As such it definitely doesn't have the level of story craft we expect from modern literature. You will never, ever find a character retelling in exact detail the events he has just lived through that you just read a few pages back in a modern book. But there it is in Beowulf. There are also some continuity errors. While eulogizing Beowulf it is claimed that swords always failed Beowulf because his strength was such that they always broke on the first swing....except earlier the author had gone on at length about how fantastic this ancient sword was and it wasn't until Beowulf found this fantastic ancient sword that he could defeat Grendel's mother. Also, stop talking about your father in heaven. Really. Invoking Christian mythology in the middle of a monster-fighting action scene isn't badass, it's just weird. Clearly I'm not a 12th century Saxon.

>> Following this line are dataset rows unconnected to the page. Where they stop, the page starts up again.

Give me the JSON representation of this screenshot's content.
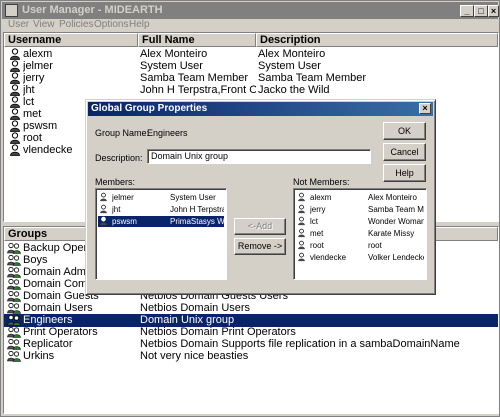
{
  "window": {
    "title": "User Manager - MIDEARTH",
    "btn_min": "_",
    "btn_max": "□",
    "btn_close": "×"
  },
  "menu": [
    "User",
    "View",
    "Policies",
    "Options",
    "Help"
  ],
  "users": {
    "headers": [
      "Username",
      "Full Name",
      "Description"
    ],
    "rows": [
      {
        "username": "alexm",
        "full_name": "Alex Monteiro",
        "description": "Alex Monteiro"
      },
      {
        "username": "jelmer",
        "full_name": "System User",
        "description": "System User"
      },
      {
        "username": "jerry",
        "full_name": "Samba Team Member",
        "description": "Samba Team Member"
      },
      {
        "username": "jht",
        "full_name": "John H Terpstra,Front Office",
        "description": "Jacko the Wild"
      },
      {
        "username": "lct",
        "full_name": "",
        "description": ""
      },
      {
        "username": "met",
        "full_name": "",
        "description": ""
      },
      {
        "username": "pswsm",
        "full_name": "",
        "description": ""
      },
      {
        "username": "root",
        "full_name": "",
        "description": ""
      },
      {
        "username": "vlendecke",
        "full_name": "",
        "description": ""
      }
    ]
  },
  "groups": {
    "header": "Groups",
    "rows": [
      {
        "name": "Backup Operators",
        "description": ""
      },
      {
        "name": "Boys",
        "description": ""
      },
      {
        "name": "Domain Admins",
        "description": ""
      },
      {
        "name": "Domain Computers",
        "description": ""
      },
      {
        "name": "Domain Guests",
        "description": "Netbios Domain Guests Users"
      },
      {
        "name": "Domain Users",
        "description": "Netbios Domain Users"
      },
      {
        "name": "Engineers",
        "description": "Domain Unix group",
        "selected": true
      },
      {
        "name": "Print Operators",
        "description": "Netbios Domain Print Operators"
      },
      {
        "name": "Replicator",
        "description": "Netbios Domain Supports file replication in a sambaDomainName"
      },
      {
        "name": "Urkins",
        "description": "Not very nice beasties"
      }
    ]
  },
  "dialog": {
    "title": "Global Group Properties",
    "close": "×",
    "group_name_label": "Group Name:",
    "group_name": "Engineers",
    "description_label": "Description:",
    "description_value": "Domain Unix group",
    "members_label": "Members:",
    "not_members_label": "Not Members:",
    "ok": "OK",
    "cancel": "Cancel",
    "help": "Help",
    "add": "<-Add",
    "remove": "Remove ->",
    "members": [
      {
        "user": "jelmer",
        "name": "System User"
      },
      {
        "user": "jht",
        "name": "John H Terpstra"
      },
      {
        "user": "pswsm",
        "name": "PrimaStasys We",
        "selected": true
      }
    ],
    "not_members": [
      {
        "user": "alexm",
        "name": "Alex Monteiro"
      },
      {
        "user": "jerry",
        "name": "Samba Team Me"
      },
      {
        "user": "lct",
        "name": "Wonder Woman"
      },
      {
        "user": "met",
        "name": "Karate Missy"
      },
      {
        "user": "root",
        "name": "root"
      },
      {
        "user": "vlendecke",
        "name": "Volker Lendecke"
      }
    ]
  }
}
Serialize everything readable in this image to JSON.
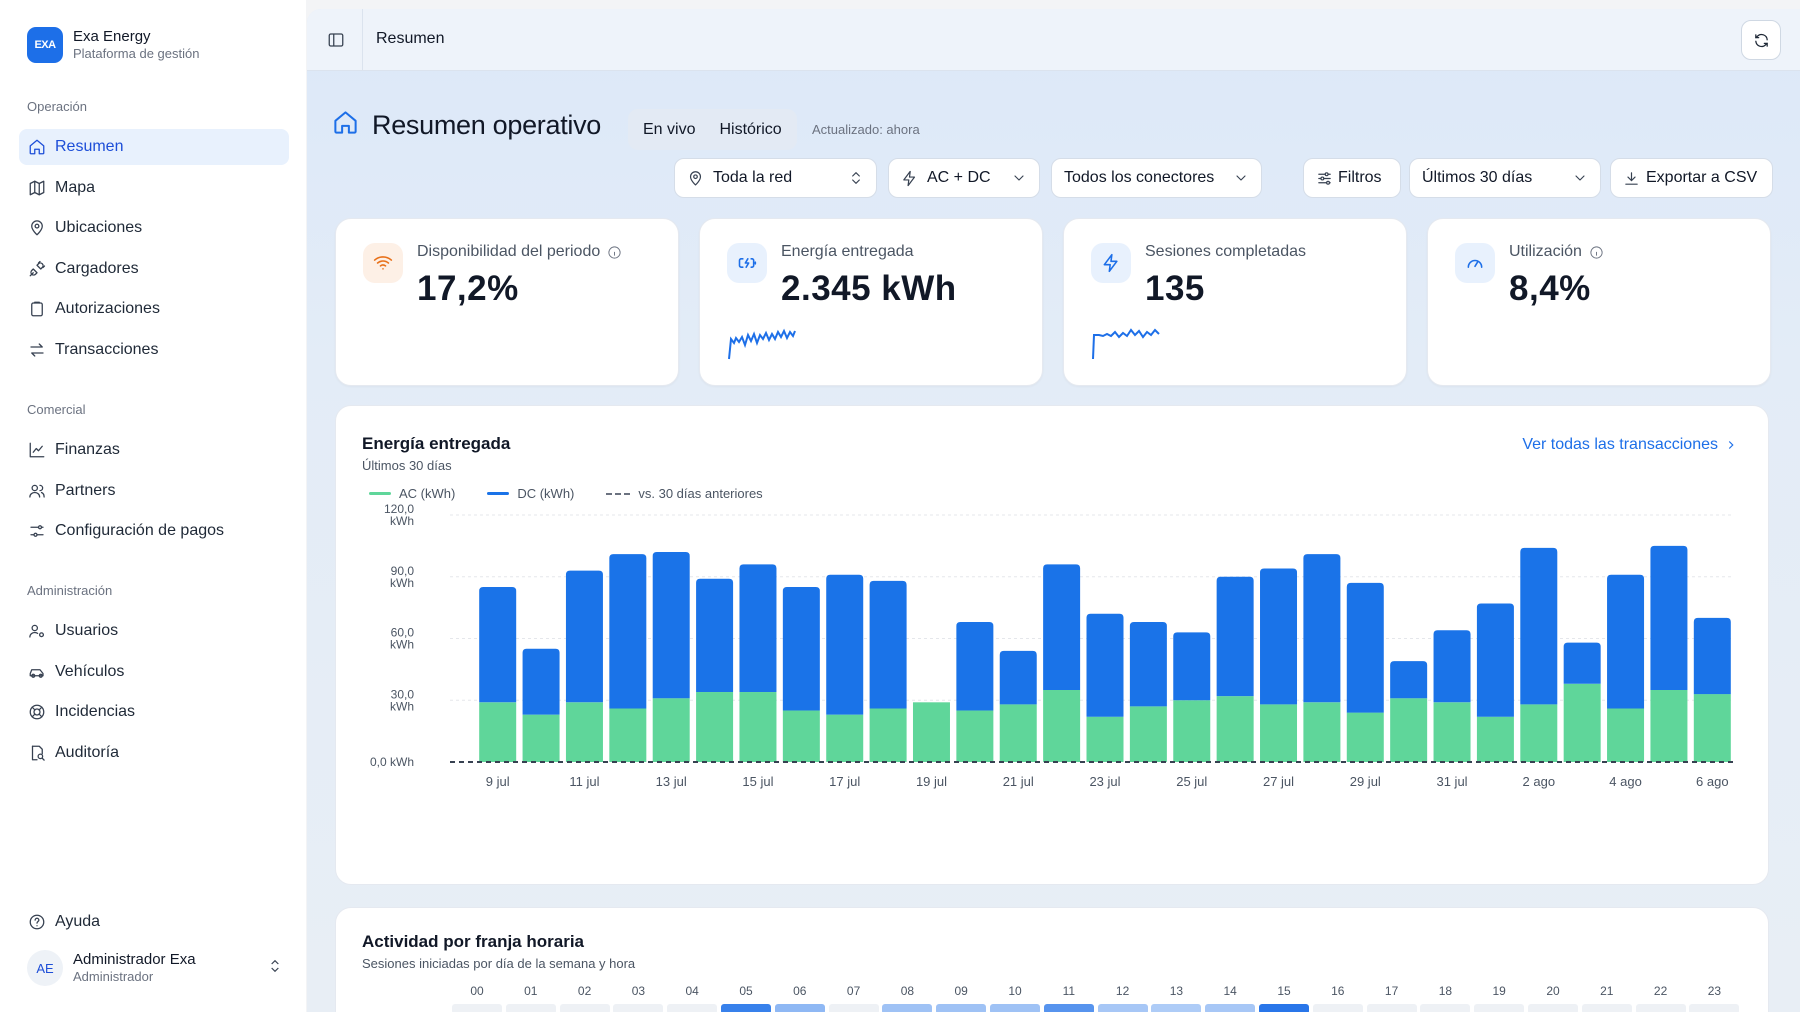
{
  "brand": {
    "logo_text": "EXA",
    "name": "Exa Energy",
    "subtitle": "Plataforma de gestión"
  },
  "sidebar": {
    "sections": [
      {
        "title": "Operación",
        "items": [
          {
            "label": "Resumen",
            "icon": "home-icon",
            "active": true
          },
          {
            "label": "Mapa",
            "icon": "map-icon"
          },
          {
            "label": "Ubicaciones",
            "icon": "location-pin-icon"
          },
          {
            "label": "Cargadores",
            "icon": "plug-icon"
          },
          {
            "label": "Autorizaciones",
            "icon": "clipboard-icon"
          },
          {
            "label": "Transacciones",
            "icon": "arrows-swap-icon"
          }
        ]
      },
      {
        "title": "Comercial",
        "items": [
          {
            "label": "Finanzas",
            "icon": "line-chart-icon"
          },
          {
            "label": "Partners",
            "icon": "users-icon"
          },
          {
            "label": "Configuración de pagos",
            "icon": "sliders-icon"
          }
        ]
      },
      {
        "title": "Administración",
        "items": [
          {
            "label": "Usuarios",
            "icon": "user-cog-icon"
          },
          {
            "label": "Vehículos",
            "icon": "car-icon"
          },
          {
            "label": "Incidencias",
            "icon": "lifebuoy-icon"
          },
          {
            "label": "Auditoría",
            "icon": "audit-icon"
          }
        ]
      }
    ],
    "help_label": "Ayuda",
    "user": {
      "initials": "AE",
      "name": "Administrador Exa",
      "role": "Administrador"
    }
  },
  "topbar": {
    "title": "Resumen"
  },
  "page": {
    "title": "Resumen operativo",
    "modes": [
      "En vivo",
      "Histórico"
    ],
    "selected_mode": "Histórico",
    "updated": "Actualizado: ahora"
  },
  "filters": {
    "network": "Toda la red",
    "current_type": "AC + DC",
    "connectors": "Todos los conectores",
    "filters_label": "Filtros",
    "period": "Últimos 30 días",
    "export_label": "Exportar a CSV"
  },
  "kpis": [
    {
      "label": "Disponibilidad del periodo",
      "value": "17,2%",
      "icon": "wifi-icon",
      "info": true
    },
    {
      "label": "Energía entregada",
      "value": "2.345 kWh",
      "icon": "battery-charging-icon",
      "info": false
    },
    {
      "label": "Sesiones completadas",
      "value": "135",
      "icon": "bolt-icon",
      "info": false
    },
    {
      "label": "Utilización",
      "value": "8,4%",
      "icon": "gauge-icon",
      "info": true
    }
  ],
  "colors": {
    "accent": "#1d6fe8",
    "ac": "#5fd69a",
    "dc": "#1a73e8",
    "orange": "#e8711a"
  },
  "energy_card": {
    "title": "Energía entregada",
    "subtitle": "Últimos 30 días",
    "link": "Ver todas las transacciones",
    "legend": [
      "AC (kWh)",
      "DC (kWh)",
      "vs. 30 días anteriores"
    ]
  },
  "chart_data": {
    "type": "bar",
    "stacked": true,
    "categories": [
      "9 jul",
      "10 jul",
      "11 jul",
      "12 jul",
      "13 jul",
      "14 jul",
      "15 jul",
      "16 jul",
      "17 jul",
      "18 jul",
      "19 jul",
      "20 jul",
      "21 jul",
      "22 jul",
      "23 jul",
      "24 jul",
      "25 jul",
      "26 jul",
      "27 jul",
      "28 jul",
      "29 jul",
      "30 jul",
      "31 jul",
      "1 ago",
      "2 ago",
      "3 ago",
      "4 ago",
      "5 ago",
      "6 ago"
    ],
    "tick_labels": [
      "9 jul",
      "11 jul",
      "13 jul",
      "15 jul",
      "17 jul",
      "19 jul",
      "21 jul",
      "23 jul",
      "25 jul",
      "27 jul",
      "29 jul",
      "31 jul",
      "2 ago",
      "4 ago",
      "6 ago"
    ],
    "y_ticks": [
      "0,0 kWh",
      "30,0 kWh",
      "60,0 kWh",
      "90,0 kWh",
      "120,0 kWh"
    ],
    "ylim": [
      0,
      120
    ],
    "grid": true,
    "series": [
      {
        "name": "AC (kWh)",
        "values": [
          29,
          23,
          29,
          26,
          31,
          34,
          34,
          25,
          23,
          26,
          29,
          25,
          28,
          35,
          22,
          27,
          30,
          32,
          28,
          29,
          24,
          31,
          29,
          22,
          28,
          38,
          26,
          35,
          33
        ]
      },
      {
        "name": "DC (kWh)",
        "values": [
          56,
          32,
          64,
          75,
          71,
          55,
          62,
          60,
          68,
          62,
          0,
          43,
          26,
          61,
          50,
          41,
          33,
          58,
          66,
          72,
          63,
          18,
          35,
          55,
          76,
          20,
          65,
          70,
          37
        ]
      },
      {
        "name": "vs. 30 días anteriores",
        "values": [
          0,
          0,
          0,
          0,
          0,
          0,
          0,
          0,
          0,
          0,
          0,
          0,
          0,
          0,
          0,
          0,
          0,
          0,
          0,
          0,
          0,
          0,
          0,
          0,
          0,
          0,
          0,
          0,
          0
        ]
      }
    ]
  },
  "activity_card": {
    "title": "Actividad por franja horaria",
    "subtitle": "Sesiones iniciadas por día de la semana y hora",
    "hours": [
      "00",
      "01",
      "02",
      "03",
      "04",
      "05",
      "06",
      "07",
      "08",
      "09",
      "10",
      "11",
      "12",
      "13",
      "14",
      "15",
      "16",
      "17",
      "18",
      "19",
      "20",
      "21",
      "22",
      "23"
    ],
    "first_row_intensity": [
      0.05,
      0.05,
      0.05,
      0.05,
      0.05,
      0.9,
      0.35,
      0.08,
      0.25,
      0.25,
      0.25,
      0.7,
      0.2,
      0.15,
      0.2,
      1.0,
      0.05,
      0.05,
      0.05,
      0.05,
      0.05,
      0.05,
      0.05,
      0.05
    ]
  }
}
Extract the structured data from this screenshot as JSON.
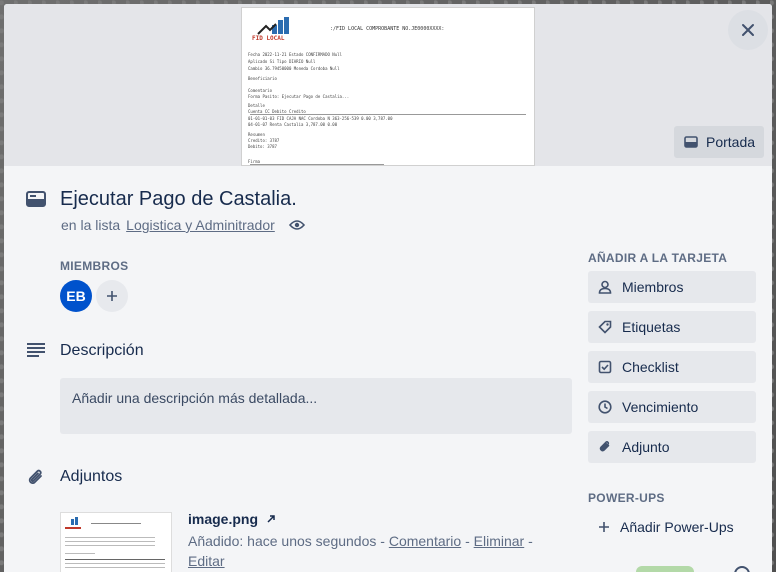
{
  "cover": {
    "button_label": "Portada",
    "document": {
      "logo_text": "FID LOCAL",
      "header": ":/FID LOCAL COMPROBANTE NO.JE0000XXXX:",
      "rows": [
        "Fecha      2022-11-21          Estado   CONFIRMADO     Null",
        "Aplicado   Si                  Tipo     DIARIO         Null",
        "Cambio     36.79450000         Moneda   Cordoba        Null",
        "Beneficiario",
        "Comentario",
        "Forma Pasito: Ejecutar Pago de Castalia...",
        "Detalle",
        "Cuenta                          CC            Debito         Credito",
        "01-01-01-03 FID CAJA NAC Cordoba N 363-256-539      0.00       3,787.00",
        "04-01-07 Renta Castalia                        3,787.00          0.00",
        "Resumen",
        "Credito:  3787",
        "Debito:   3787",
        "Firma"
      ]
    }
  },
  "card": {
    "title": "Ejecutar Pago de Castalia.",
    "in_list_prefix": "en la lista",
    "list_name": "Logistica y Adminitrador"
  },
  "members": {
    "label": "MIEMBROS",
    "avatar_initials": "EB"
  },
  "description": {
    "title": "Descripción",
    "placeholder": "Añadir una descripción más detallada..."
  },
  "attachments": {
    "title": "Adjuntos",
    "file_name": "image.png",
    "added_text": "Añadido: hace unos segundos -",
    "comment_link": "Comentario",
    "delete_link": "Eliminar",
    "edit_link": "Editar",
    "separator": "-"
  },
  "sidebar": {
    "add_label": "AÑADIR A LA TARJETA",
    "buttons": [
      {
        "label": "Miembros",
        "icon": "person-icon"
      },
      {
        "label": "Etiquetas",
        "icon": "tag-icon"
      },
      {
        "label": "Checklist",
        "icon": "checkbox-icon"
      },
      {
        "label": "Vencimiento",
        "icon": "clock-icon"
      },
      {
        "label": "Adjunto",
        "icon": "paperclip-icon"
      }
    ],
    "powerups_label": "POWER-UPS",
    "powerups_button": "Añadir Power-Ups"
  },
  "colors": {
    "avatar": "#0052cc",
    "modal_bg": "#f4f5f7",
    "button_bg": "#e6e8ec"
  }
}
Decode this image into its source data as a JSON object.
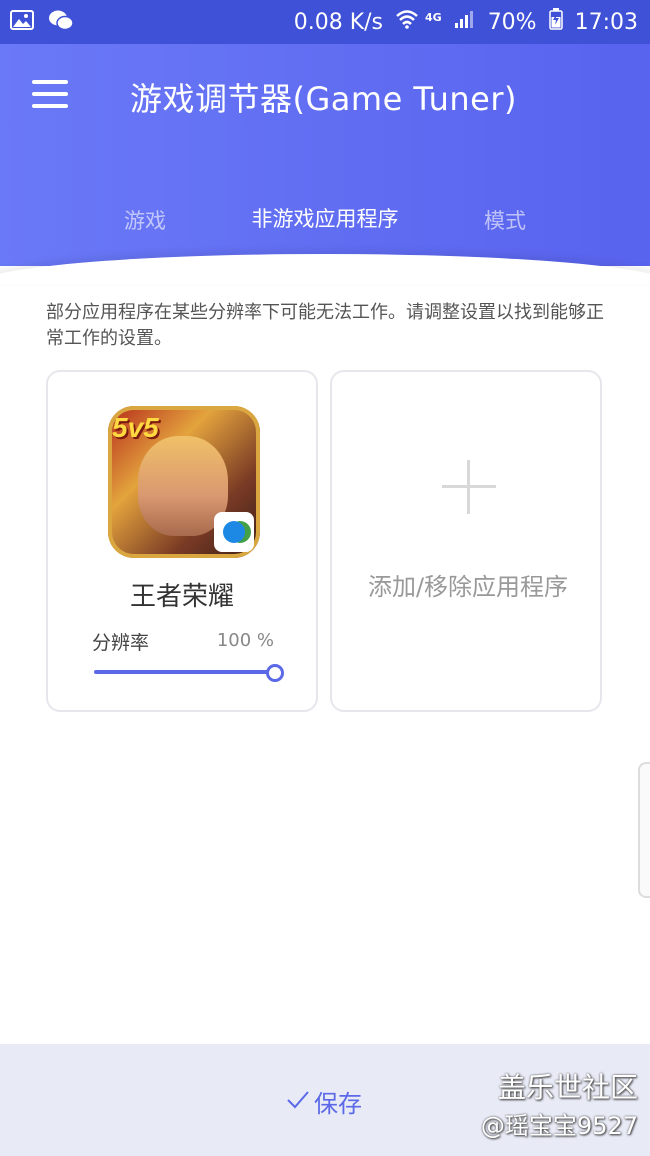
{
  "status_bar": {
    "left_icons": [
      "gallery-icon",
      "wechat-icon"
    ],
    "speed": "0.08 K/s",
    "network": "4G",
    "battery": "70%",
    "time": "17:03"
  },
  "header": {
    "title": "游戏调节器(Game Tuner)"
  },
  "tabs": [
    {
      "label": "游戏",
      "active": false
    },
    {
      "label": "非游戏应用程序",
      "active": true
    },
    {
      "label": "模式",
      "active": false
    }
  ],
  "description": "部分应用程序在某些分辨率下可能无法工作。请调整设置以找到能够正常工作的设置。",
  "app_card": {
    "icon_tag": "5v5",
    "name": "王者荣耀",
    "resolution_label": "分辨率",
    "resolution_value": "100 %",
    "resolution_fraction": 1.0
  },
  "add_card": {
    "label": "添加/移除应用程序"
  },
  "footer": {
    "save_label": "保存"
  },
  "watermark": {
    "line1": "盖乐世社区",
    "line2": "@瑶宝宝9527"
  },
  "colors": {
    "accent": "#5b69e8",
    "header_start": "#6a79f7",
    "header_end": "#5863ee",
    "status_bar": "#3f51d6"
  }
}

That said I can see why this is important historically and artistically. Heaney's translation is vibrant and dynamic as I imagine the original must have been to Old English folk. And while the structure and style is almost certainly lifted for older Nordic skaldic poetry (oh the kennings!) there is a maturity and thoughtfulness to it that you don't often see in old heroic tales. As much as Beowulf is about super-human heroics it is just as much about mortality and the inevitability of even the greatest man's downfall. It adds a level of humanity to the story that isn't often seen in mythic tales.

On the other hand it's not nearly as mad and funny as its Nordic kin. Not one goat-testicle tug of war if you can believe it.

49fundevogel
dec 20, 2012, 12:54 am

22. The Hunting of the Snark - Lewis Carroll 12/6/12 (ER)

This was a fun read and beautifully illustrated but it isn't as fun as the other nonsense poems I know by Carroll. You know, The Jabberwocky, The Walrus and the Carpenter and You Are Old Father William. I suppose the issue is this poem is much longer than any of that bunch and as such feels less punchy and more aimless (perhaps an inevitability when "the bowsprit got mixed with the rudder sometimes"). Even so it is an edifying if meandering verse. I quite liked the course of the relationship between the Beaver and the Butcher and believe you me, I'll be giving Boojums wide birth for the foreseeable future.